Ho
scoperto che nella ridente cittadina in cui la gfamily prospera, esiste un
luogo chiamato ciclofficina popolare. Il nome già mi riporta a qualcosa
d’antan, un po’ come nuovo cinema paradiso, non so. Mi suscita immagini alla
Rockwell (e se non sapete chi è, provvedete, vi darò una mano pubblicando una
sua opera), gelaterie anni ’50, la graziella rosa che avevo in campagna,
vestiti a ruota, e merende a base di pane e marmellata. Sembra che non c’entri
niente, ma il mio cervello funziona così, mi dicono si chiami brain storming. O
comunque è una di quelle terapie che si fanno coi pazzi.
In
ogni caso, cos’è la ciclofficina popolare?
E’
prima di tutto un ‘idea.
Quella
di avere un luogo in cui potere riparare la propria bicicletta, utilizzando
risorse e materiali e attrezzature condivise e condivisibili, un luogo dove
imparare cos’è una camera d’aria e a ripararla, e a fare altre cose che non so,
in quanto la mia capacità di manutenzione della bici si riduce a gonfiare le
gomme, e rimetter su la catena quando scende (e questa è la mia massima
performance tecnica). Ovviamente la ciclofficina è più di tutto questo. Il
ragazzo che l’ha fatta nascere, ha ideato un luogo in cui le bici risorgono, è
un po’ come un Don Mazzi delle biciclette.
Lui
recupera vecchi inutili rottami abbandonati, che per tutti sono da discarica,
li guarda e vede altro.
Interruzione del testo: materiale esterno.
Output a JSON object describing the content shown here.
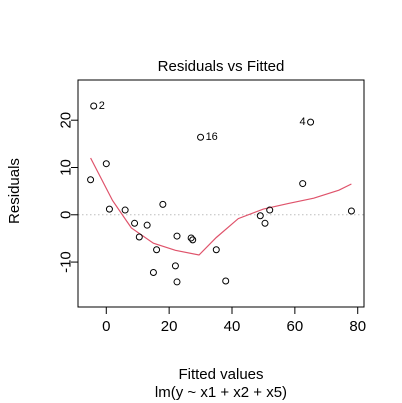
{
  "chart_data": {
    "type": "scatter",
    "title": "Residuals vs Fitted",
    "xlabel": "Fitted values",
    "subtitle": "lm(y ~ x1 + x2 + x5)",
    "ylabel": "Residuals",
    "xlim": [
      -9,
      82
    ],
    "ylim": [
      -19.5,
      28.5
    ],
    "xticks": [
      0,
      20,
      40,
      60,
      80
    ],
    "yticks": [
      -10,
      0,
      10,
      20
    ],
    "points": [
      {
        "x": -4,
        "y": 23.0,
        "label": "2"
      },
      {
        "x": -5,
        "y": 7.4
      },
      {
        "x": 0,
        "y": 10.8
      },
      {
        "x": 1,
        "y": 1.2
      },
      {
        "x": 6,
        "y": 1.0
      },
      {
        "x": 9,
        "y": -1.8
      },
      {
        "x": 10.5,
        "y": -4.7
      },
      {
        "x": 13,
        "y": -2.2
      },
      {
        "x": 15,
        "y": -12.2
      },
      {
        "x": 16,
        "y": -7.4
      },
      {
        "x": 18,
        "y": 2.2
      },
      {
        "x": 22,
        "y": -10.8
      },
      {
        "x": 22.5,
        "y": -4.5
      },
      {
        "x": 22.5,
        "y": -14.2
      },
      {
        "x": 27,
        "y": -4.9
      },
      {
        "x": 27.5,
        "y": -5.3
      },
      {
        "x": 30,
        "y": 16.4,
        "label": "16"
      },
      {
        "x": 35,
        "y": -7.4
      },
      {
        "x": 38,
        "y": -14.0
      },
      {
        "x": 49,
        "y": -0.2
      },
      {
        "x": 50.5,
        "y": -1.8
      },
      {
        "x": 52,
        "y": 1.0
      },
      {
        "x": 62.5,
        "y": 6.6
      },
      {
        "x": 65,
        "y": 19.6,
        "label": "4"
      },
      {
        "x": 78,
        "y": 0.8
      }
    ],
    "smooth_line": {
      "color": "#DF536B",
      "x": [
        -5,
        2,
        8,
        15,
        22,
        29.5,
        35,
        42,
        50,
        58,
        66,
        74,
        78
      ],
      "y": [
        12,
        3.0,
        -2.8,
        -6.0,
        -7.5,
        -8.5,
        -4.8,
        -0.8,
        1.2,
        2.4,
        3.5,
        5.2,
        6.5
      ]
    },
    "reference_line": {
      "y": 0,
      "color": "#BEBEBE",
      "style": "dotted"
    },
    "grid": false,
    "legend": false
  }
}
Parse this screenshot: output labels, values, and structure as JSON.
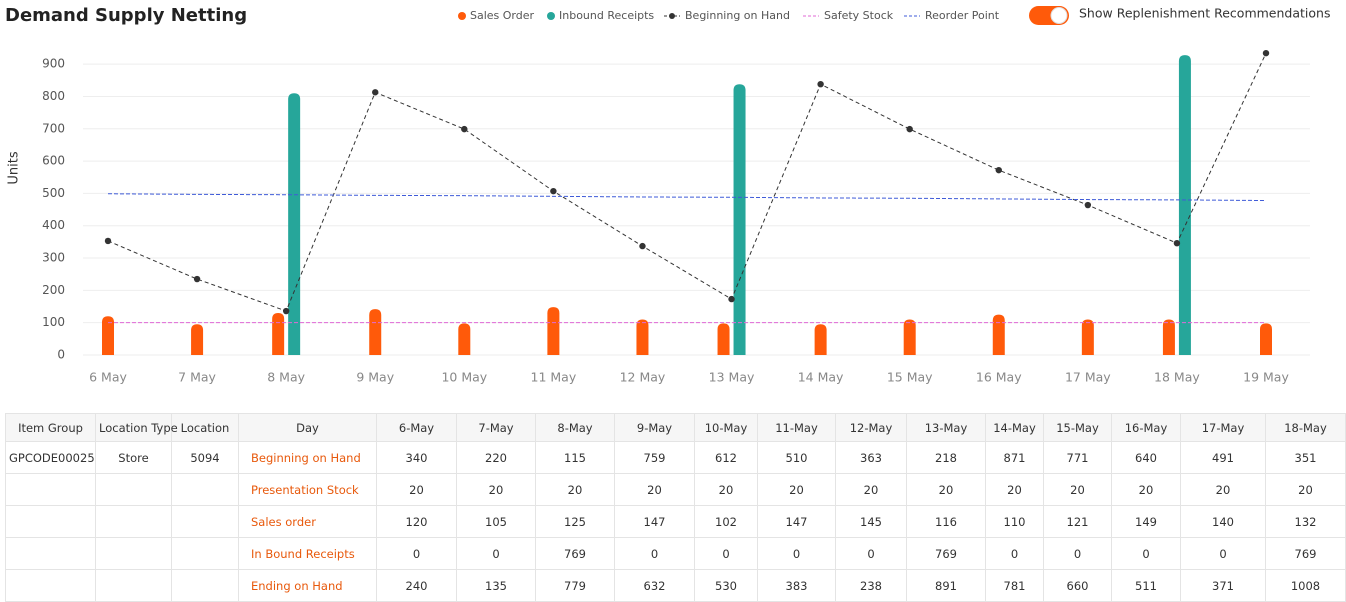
{
  "header": {
    "title": "Demand Supply Netting"
  },
  "toggle": {
    "label": "Show Replenishment Recommendations",
    "on": true
  },
  "chart_data": {
    "type": "bar",
    "ylabel": "Units",
    "categories": [
      "6 May",
      "7 May",
      "8 May",
      "9 May",
      "10 May",
      "11 May",
      "12 May",
      "13 May",
      "14 May",
      "15 May",
      "16 May",
      "17 May",
      "18 May",
      "19 May"
    ],
    "series": [
      {
        "name": "Sales Order",
        "type": "bar",
        "color": "#ff5a0a",
        "values": [
          120,
          95,
          130,
          142,
          98,
          148,
          110,
          98,
          95,
          110,
          125,
          110,
          110,
          98
        ]
      },
      {
        "name": "Inbound Receipts",
        "type": "bar",
        "color": "#26a69a",
        "values": [
          0,
          0,
          810,
          0,
          0,
          0,
          0,
          838,
          0,
          0,
          0,
          0,
          928,
          0
        ]
      },
      {
        "name": "Beginning on Hand",
        "type": "line",
        "color": "#333333",
        "values": [
          353,
          235,
          136,
          813,
          699,
          507,
          337,
          173,
          838,
          699,
          572,
          464,
          346,
          934
        ]
      },
      {
        "name": "Safety Stock",
        "type": "dashed",
        "color": "#e06ad6",
        "values": [
          100,
          100,
          100,
          100,
          100,
          100,
          100,
          100,
          100,
          100,
          100,
          100,
          100,
          100
        ]
      },
      {
        "name": "Reorder Point",
        "type": "dashed",
        "color": "#3f5bd8",
        "values": [
          499,
          497,
          496,
          494,
          493,
          491,
          489,
          488,
          486,
          485,
          483,
          481,
          480,
          478
        ]
      }
    ],
    "ylim": [
      0,
      950
    ],
    "yticks": [
      0,
      100,
      200,
      300,
      400,
      500,
      600,
      700,
      800,
      900
    ],
    "grid": true
  },
  "table": {
    "columns": [
      "Item Group",
      "Location Type",
      "Location",
      "Day",
      "6-May",
      "7-May",
      "8-May",
      "9-May",
      "10-May",
      "11-May",
      "12-May",
      "13-May",
      "14-May",
      "15-May",
      "16-May",
      "17-May",
      "18-May"
    ],
    "rows": [
      {
        "item_group": "GPCODE00025",
        "location_type": "Store",
        "location": "5094",
        "day": "Beginning on Hand",
        "values": [
          340,
          220,
          115,
          759,
          612,
          510,
          363,
          218,
          871,
          771,
          640,
          491,
          351
        ]
      },
      {
        "day": "Presentation Stock",
        "values": [
          20,
          20,
          20,
          20,
          20,
          20,
          20,
          20,
          20,
          20,
          20,
          20,
          20
        ]
      },
      {
        "day": "Sales order",
        "values": [
          120,
          105,
          125,
          147,
          102,
          147,
          145,
          116,
          110,
          121,
          149,
          140,
          132
        ]
      },
      {
        "day": "In Bound Receipts",
        "values": [
          0,
          0,
          769,
          0,
          0,
          0,
          0,
          769,
          0,
          0,
          0,
          0,
          769
        ]
      },
      {
        "day": "Ending on Hand",
        "values": [
          240,
          135,
          779,
          632,
          530,
          383,
          238,
          891,
          781,
          660,
          511,
          371,
          1008
        ]
      }
    ]
  }
}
Vede una potenzialità, vede l’anima della bicicletta e
le dà una seconda chance. La porta nell’ officina, la smonta, la cura, la
scrosta, la ripara, sostituisce i pezzi
senza speranza, la dipinge, la restaura. Si accettano anche donazioni e
baratti.
E’
così che ho portato a riparare la biciclettina, già riciclata, di Catwoman, e
mi sono portata a casa una bici di taglia più grande e più adatta a lei, un
modello che io chiamo modello E.T., lasciando un rimborso spese per la
sostituzione della camera d’aria.
Nel
frattempo forse qualche altro bambino di taglia inferiore si porterà a casa la
bici più piccola.
La
ciclofficina organizza anche corsi, accetta qualsiasi forma di collaborazione,
nell’ottica della condivisioni delle competenze, del riuso, della creatività,
del recupero della manualità e della relativizzazione del consumo coatto. Ciò
che mi ha fatto innamorare di questa idea, non è tanto l’occasione per
risparmiare, ma soprattutto la rivalutazione della gratuità. Perché oggi, ciò
che non costa niente in termini economici, sembra non avere alcun valore.
Quando invece dovrebbe essere chiaro che il tempo che si dedica a qualcuno o
qualcosa-che è la vita- è la misura di ogni cosa.